The sun was slowly sinking down beside the hillside green,
My thoughts went back to days gone by when I was sweet sixteen.
O how I long for those bright days to come again once more,
But come again they never will for now I'm sixty-four.
That's where I spent my childhood days among the rocks and rills,
To the banks of a lovely riverside that flows down Flatrock hills;
The children playing around your banks, they're just as fresh and green,
O that's the place that never changed since I was sweet sixteen.
O how I long for those bright days to come again once more,
But come again they never will for now I'm sixty-four.
'Twas in these dark depression days we had no rum or wine,
With a gallon of molasses why we'd make a drop o' shine;
And an old quadrille, your heart would thrill to the fiddle and 'cordeen,
We never had an orchestra when I was sweet sixteen.

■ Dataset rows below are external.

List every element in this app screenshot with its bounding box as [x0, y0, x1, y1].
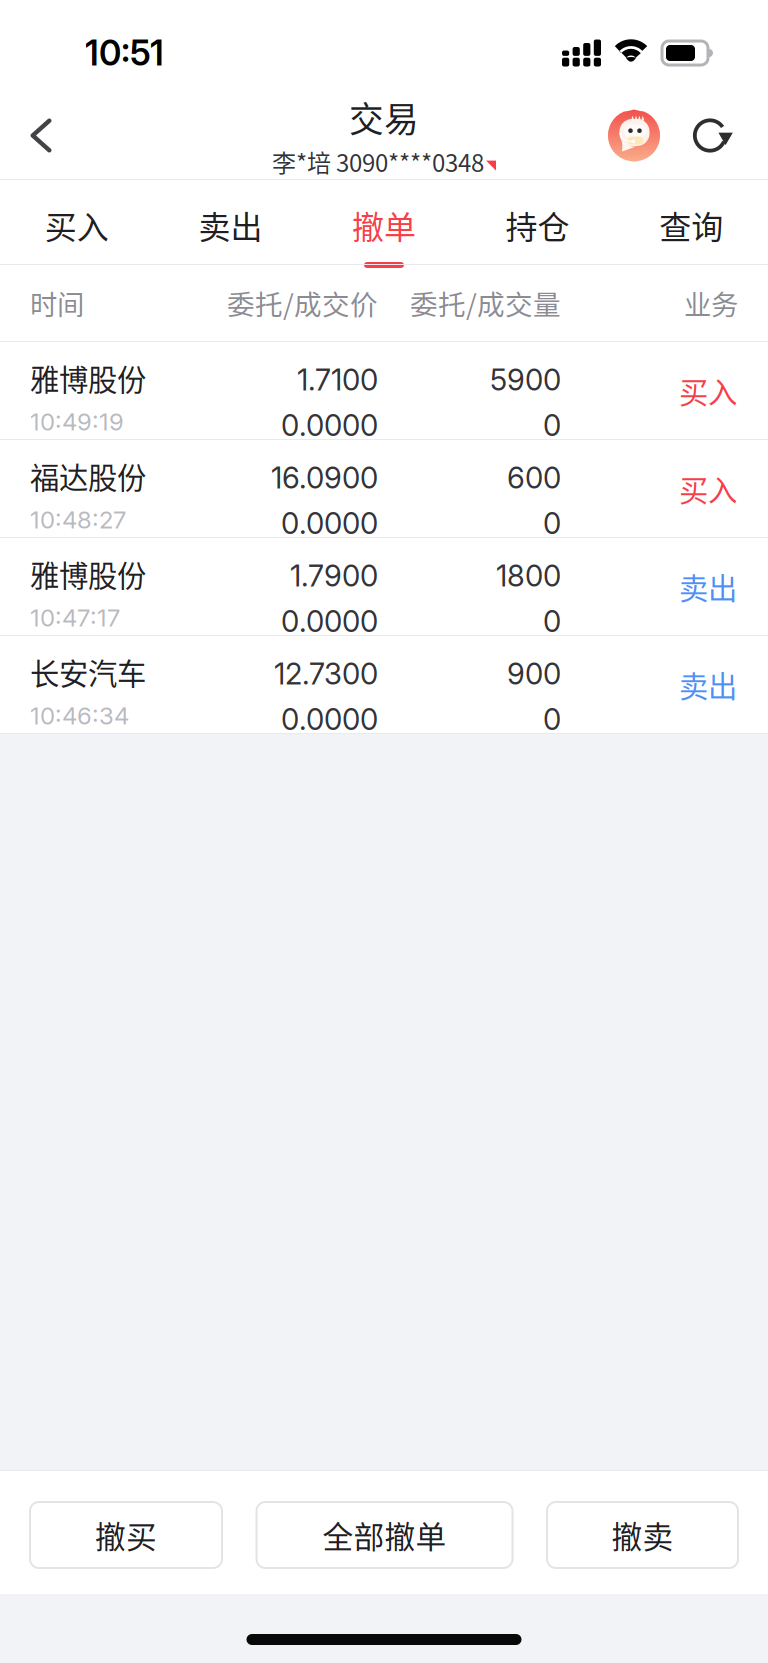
staticText: 10:49:19 [30, 407, 124, 436]
staticText: 1.7900 [290, 558, 378, 594]
staticText: 委托/成交量 [410, 283, 561, 323]
button[interactable]: Back [0, 92, 82, 179]
button[interactable]: 撤单 [307, 180, 461, 264]
staticText: 0.0000 [281, 702, 378, 737]
button[interactable]: Customer service [592, 92, 676, 179]
staticText: 雅博股份 [30, 357, 146, 399]
staticText: 10:47:17 [30, 603, 120, 632]
staticText: 持仓 [506, 202, 570, 248]
staticText: 撤单 [352, 202, 416, 248]
staticText: 0 [543, 506, 561, 541]
staticText: 李*培 3090****0348 [272, 144, 484, 179]
staticText: 1.7100 [297, 362, 378, 398]
staticText: 委托/成交价 [227, 283, 378, 323]
staticText: 0.0000 [281, 408, 378, 443]
staticText: 10:46:34 [30, 701, 129, 730]
button[interactable]: Refresh [676, 92, 750, 179]
staticText: 0 [543, 604, 561, 639]
staticText: 16.0900 [271, 460, 378, 496]
staticText: 卖出 [198, 202, 262, 248]
button[interactable]: 雅博股份 [0, 342, 768, 440]
button[interactable]: 撤买 [30, 1502, 222, 1568]
button[interactable]: 长安汽车 [0, 636, 768, 734]
staticText: 全部撤单 [322, 1513, 446, 1557]
staticText: 1800 [496, 558, 561, 594]
staticText: 0 [543, 702, 561, 737]
staticText: 查询 [659, 202, 723, 248]
staticText: 10:51 [85, 32, 164, 74]
staticText: 5900 [490, 362, 561, 398]
staticText: 卖出 [679, 565, 737, 608]
staticText: 0.0000 [281, 604, 378, 639]
button[interactable]: 持仓 [461, 180, 614, 264]
staticText: 撤买 [95, 1513, 157, 1557]
button[interactable]: 查询 [614, 180, 768, 264]
staticText: 0 [543, 408, 561, 443]
staticText: 交易 [349, 92, 419, 142]
staticText: 业务 [684, 283, 738, 323]
staticText: 买入 [45, 202, 109, 248]
staticText: 900 [507, 656, 561, 692]
staticText: 0.0000 [281, 506, 378, 541]
staticText: 时间 [30, 283, 84, 323]
staticText: 福达股份 [30, 455, 146, 497]
staticText: 卖出 [679, 663, 737, 706]
staticText: 12.7300 [274, 656, 378, 692]
staticText: 买入 [679, 467, 737, 510]
staticText: 买入 [679, 369, 737, 412]
button[interactable]: 雅博股份 [0, 538, 768, 636]
button[interactable]: 全部撤单 [256, 1502, 512, 1568]
button[interactable]: 卖出 [154, 180, 307, 264]
staticText: 雅博股份 [30, 553, 146, 595]
button[interactable]: 买入 [0, 180, 154, 264]
staticText: 10:48:27 [30, 505, 126, 534]
staticText: 600 [507, 460, 561, 496]
button[interactable]: 福达股份 [0, 440, 768, 538]
staticText: 撤卖 [612, 1513, 674, 1557]
button[interactable]: 撤卖 [547, 1502, 738, 1568]
staticText: 长安汽车 [30, 651, 146, 693]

O how I long for those bright days to come again once more,
But come again they never will for now I'm sixty-four.
We danced all night 'til the broad daylight, we wore our old blue jeans,
We never had no go-go girls, we had no T.V. screen;
But a pleasant smile you'd see upon the face of each colleen,
They never wore no make-up then when I was sweet sixteen.

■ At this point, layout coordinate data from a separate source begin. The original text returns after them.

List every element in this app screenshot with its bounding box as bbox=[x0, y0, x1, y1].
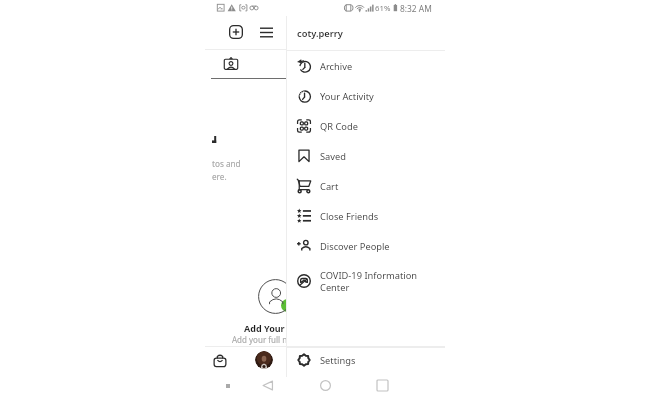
staticText: Archive bbox=[320, 60, 353, 73]
button[interactable]: Profile bbox=[255, 351, 273, 369]
button[interactable]: Name tag tab bbox=[205, 50, 293, 78]
staticText: Settings bbox=[320, 354, 356, 367]
button[interactable]: New post bbox=[222, 18, 250, 46]
staticText: Add Your Name bbox=[244, 322, 314, 334]
button[interactable]: Settings bbox=[286, 345, 445, 375]
button[interactable]: COVID-19 Information Center bbox=[286, 266, 445, 296]
staticText: COVID-19 Information Center bbox=[320, 269, 418, 294]
button[interactable]: Your Activity bbox=[286, 81, 445, 111]
button[interactable]: Saved bbox=[286, 141, 445, 171]
button[interactable]: Close Friends bbox=[286, 201, 445, 231]
staticText: Discover People bbox=[320, 240, 390, 253]
button[interactable]: Archive bbox=[286, 51, 445, 81]
staticText: tos and bbox=[212, 158, 241, 169]
staticText: Saved bbox=[320, 150, 347, 163]
button[interactable]: Shop bbox=[205, 347, 233, 372]
staticText: 8:32 AM bbox=[400, 3, 432, 14]
staticText: ere. bbox=[212, 171, 227, 182]
staticText: QR Code bbox=[320, 120, 358, 133]
button[interactable]: Discover People bbox=[286, 231, 445, 261]
staticText: Your Activity bbox=[320, 90, 374, 103]
button[interactable]: Menu bbox=[253, 18, 280, 45]
staticText: coty.perry bbox=[297, 27, 343, 40]
staticText: Cart bbox=[320, 180, 339, 193]
staticText: Add your full name so bbox=[232, 334, 315, 345]
staticText: 61% bbox=[375, 3, 391, 14]
staticText: Close Friends bbox=[320, 210, 379, 223]
button[interactable]: QR Code bbox=[286, 111, 445, 141]
button[interactable]: Cart bbox=[286, 171, 445, 201]
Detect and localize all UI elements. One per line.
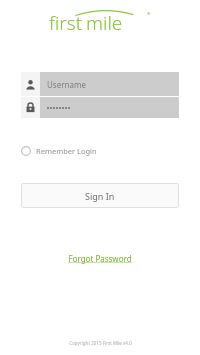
- button[interactable]: Username: [21, 72, 179, 96]
- staticText: Copyright 2015 First Mile v4.0: [69, 340, 132, 346]
- staticText: first: [49, 10, 83, 36]
- staticText: Remember Login: [36, 146, 97, 156]
- staticText: Username: [47, 79, 86, 90]
- staticText: mile: [86, 10, 123, 36]
- staticText: Sign In: [85, 190, 115, 202]
- button[interactable]: Sign In: [21, 183, 179, 208]
- button[interactable]: [21, 97, 179, 118]
- staticText: ®: [147, 11, 151, 16]
- button[interactable]: Forgot Password: [62, 250, 138, 267]
- staticText: Forgot Password: [68, 253, 132, 264]
- button[interactable]: Remember Login: [20, 143, 98, 159]
- other: First Mile logo: [49, 6, 151, 36]
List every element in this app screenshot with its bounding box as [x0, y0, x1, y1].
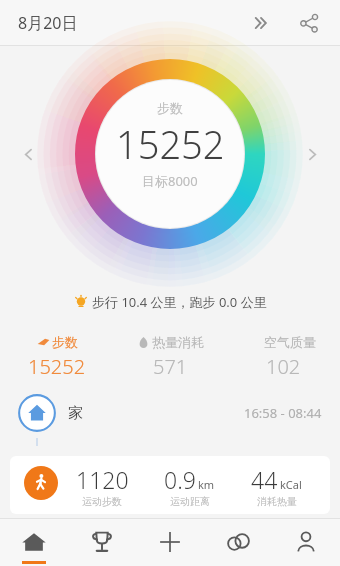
button[interactable]: Messages [204, 518, 272, 566]
button[interactable]: Profile [272, 518, 340, 566]
button[interactable]: 热量消耗 [114, 330, 227, 384]
button[interactable]: 1120 [10, 456, 330, 514]
staticText: 步行 10.4 公里，跑步 0.0 公里 [92, 293, 267, 311]
button[interactable]: Share [292, 6, 326, 40]
staticText: 571 [153, 353, 188, 380]
staticText: 热量消耗 [152, 334, 204, 350]
staticText: 44 [251, 464, 278, 495]
staticText: 15252 [28, 353, 86, 380]
button[interactable]: Next day [298, 140, 326, 168]
staticText: 运动步数 [82, 495, 122, 508]
button[interactable]: 家 [18, 394, 322, 432]
staticText: 消耗热量 [257, 495, 297, 508]
button[interactable]: 空气质量 [227, 330, 340, 384]
staticText: 1120 [76, 464, 129, 495]
button[interactable]: Achievements [68, 518, 136, 566]
staticText: 空气质量 [264, 334, 316, 350]
staticText: km [198, 477, 215, 492]
button[interactable]: Home [0, 518, 68, 566]
button[interactable]: Previous day [14, 140, 42, 168]
staticText: 运动距离 [170, 495, 210, 508]
staticText: 步数 [157, 100, 183, 116]
button[interactable]: More [244, 6, 278, 40]
staticText: 15252 [116, 118, 225, 170]
staticText: 0.9 [164, 464, 196, 495]
staticText: 家 [68, 404, 83, 423]
staticText: 8月20日 [18, 12, 78, 34]
staticText: 步数 [52, 334, 78, 350]
staticText: kCal [280, 477, 302, 492]
staticText: 16:58 - 08:44 [244, 404, 322, 422]
staticText: 目标8000 [142, 172, 198, 190]
staticText: 102 [266, 353, 301, 380]
button[interactable]: 步数 [0, 330, 114, 384]
button[interactable]: Add [136, 518, 204, 566]
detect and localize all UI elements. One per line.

O how I long for those bright days to come again once more,
But come again they never will for now I'm sixty-four.
But the young girls that you meet today, a different sight you'll see,
You'll see them wearing mini-skirts a foot above their knee;
And when they puts their make-up on they looks like Halloween,
Their mothers never wore the like when I was sweet sixteen.

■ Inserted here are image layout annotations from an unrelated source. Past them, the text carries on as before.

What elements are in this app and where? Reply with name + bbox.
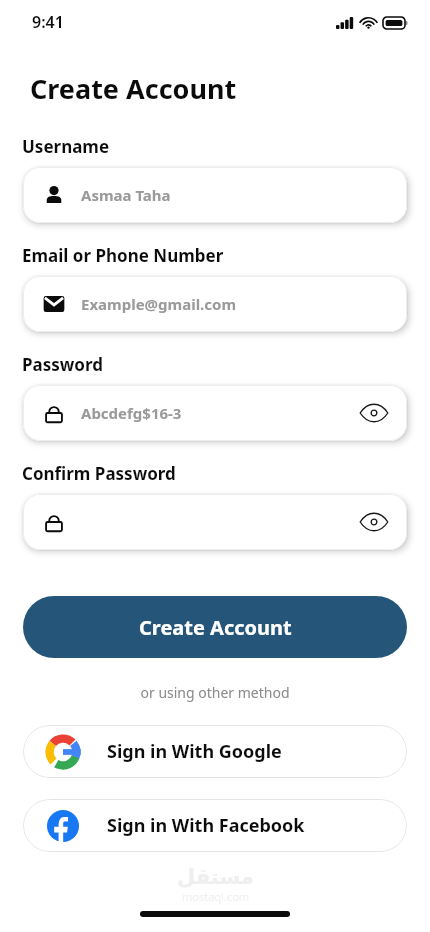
- staticText: Create Account: [139, 614, 292, 641]
- button[interactable]: Toggle password visibility: [357, 396, 391, 430]
- staticText: Example@gmail.com: [81, 294, 391, 314]
- staticText: Abcdefg$16-3: [81, 403, 357, 423]
- button[interactable]: Abcdefg$16-3: [23, 385, 407, 441]
- button[interactable]: Create Account: [23, 596, 407, 658]
- staticText: Sign in With Google: [107, 739, 282, 764]
- button[interactable]: Toggle password visibility: [23, 494, 407, 550]
- staticText: Asmaa Taha: [81, 185, 391, 205]
- staticText: mostaql.com: [182, 889, 250, 904]
- staticText: Username: [22, 135, 110, 158]
- button[interactable]: Toggle password visibility: [357, 505, 391, 539]
- button[interactable]: Asmaa Taha: [23, 167, 407, 223]
- staticText: Email or Phone Number: [22, 244, 224, 267]
- button[interactable]: Example@gmail.com: [23, 276, 407, 332]
- staticText: or using other method: [0, 683, 430, 702]
- staticText: Confirm Password: [22, 462, 176, 485]
- staticText: Create Account: [30, 70, 237, 107]
- staticText: مستقل: [177, 865, 254, 889]
- button[interactable]: Sign in With Facebook: [23, 799, 407, 852]
- staticText: Sign in With Facebook: [107, 813, 305, 838]
- staticText: Password: [22, 353, 103, 376]
- button[interactable]: Sign in With Google: [23, 725, 407, 778]
- staticText: 9:41: [32, 11, 64, 33]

O how I long for those bright days to come again once more,
But come again they never will for now I'm sixty-four.
O how the times have changed since then when I was in my bloom,
Men from this earth that gave them birth have walked upon the moon;
But the moon still shines down Lover's Lane as it shone on Fiddler's Green,
Some forty years or more gone by when I was sweet sixteen.
O how I long for those bright days to come again once more,
But come again they never will for now I'm sixty-four.
Collected in 1977 from the author, Maurice Hogan, of Flatrock, NL, by Genevieve Lehr and Anita Best and published as #75 in Come And I Will Sing You: A Newfoundland Songbook, pp.131-132, edited by Genevieve Lehr (University of Toronto Press © 1985/2003).
Genevieve Lehr noted that she first heard Maurice Hogan sing this song at the Good Entertainment Festival in 1977. She asked him if he would sing it for her and he very kindly made a trip from Flatrock into St. John's for that purpose. It is one of his own compositions.
GEST is of the opinion that Now I'm Sixty-Four and When We Were Sweet Sixteen are both derived from Maurice Hogan's Song.